For thorough advice on ETF investing, refer to our detailed guide.

Implications for Investors

The decision between these two ETFs often boils down to whether an investor prefers exposure to small-cap or mid-cap stocks.

ISCV, with its extensive range of over 1,000 holdings, effectively spreads risk across numerous small, undervalued companies. Plus, with a cost of only 0.06%, it offers remarkable value for its targeted investment approach. The combination of low expense and diversification is quite appealing, especially for those seeking income.

On the other hand, IJJ gives the advantage of stability with its mid-cap focus. Generally, mid-cap stocks are known to perform better during turbulent times, which might be more comforting for investors wary of drastic swings typical in small-cap stocks.
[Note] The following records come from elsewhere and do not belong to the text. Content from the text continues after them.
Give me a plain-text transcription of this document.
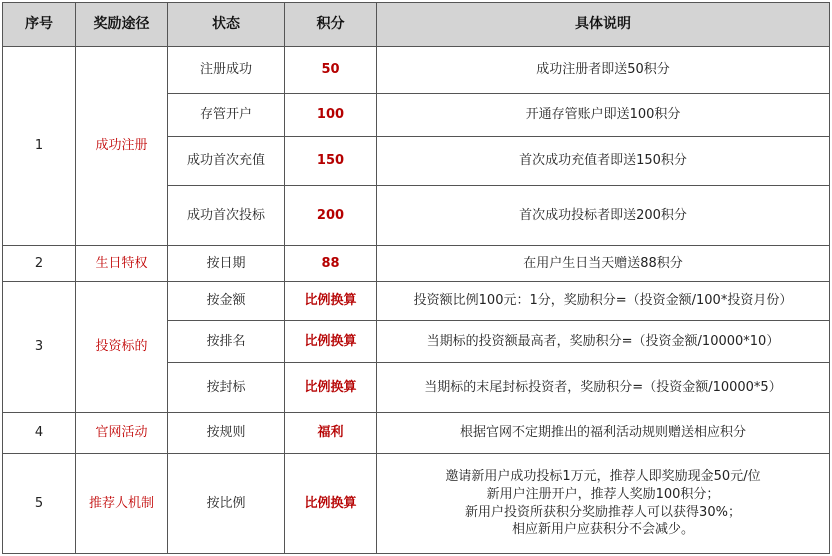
序号	奖励途径	状态	积分	具体说明
1	成功注册	注册成功	50	成功注册者即送50积分
		存管开户	100	开通存管账户即送100积分
		成功首次充值	150	首次成功充值者即送150积分
		成功首次投标	200	首次成功投标者即送200积分
2	生日特权	按日期	88	在用户生日当天赠送88积分
3	投资标的	按金额	比例换算	投资额比例100元：1分，奖励积分=（投资金额/100*投资月份）
		按排名	比例换算	当期标的投资额最高者，奖励积分=（投资金额/10000*10）
		按封标	比例换算	当期标的末尾封标投资者，奖励积分=（投资金额/10000*5）
4	官网活动	按规则	福利	根据官网不定期推出的福利活动规则赠送相应积分
5	推荐人机制	按比例	比例换算	邀请新用户成功投标1万元，推荐人即奖励现金50元/位
新用户注册开户，推荐人奖励100积分；
新用户投资所获积分奖励推荐人可以获得30%；
相应新用户应获积分不会减少。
Over the past year, small-cap stocks have shown strong performance, and ISCV’s results highlight that smaller companies can yield returns when market conditions are ripe for risk-taking. Yet, looking at a five-year horizon, both funds have displayed comparable performance—something that long-term investors should prioritize. While it can be tempting to follow recent high performers, focusing on cost and consistent returns often outweighs the allure of a single impressive year.

For those constructing a well-rounded portfolio, including both of these funds could be a smart move, particularly if their current investments lean heavily towards large-cap stocks.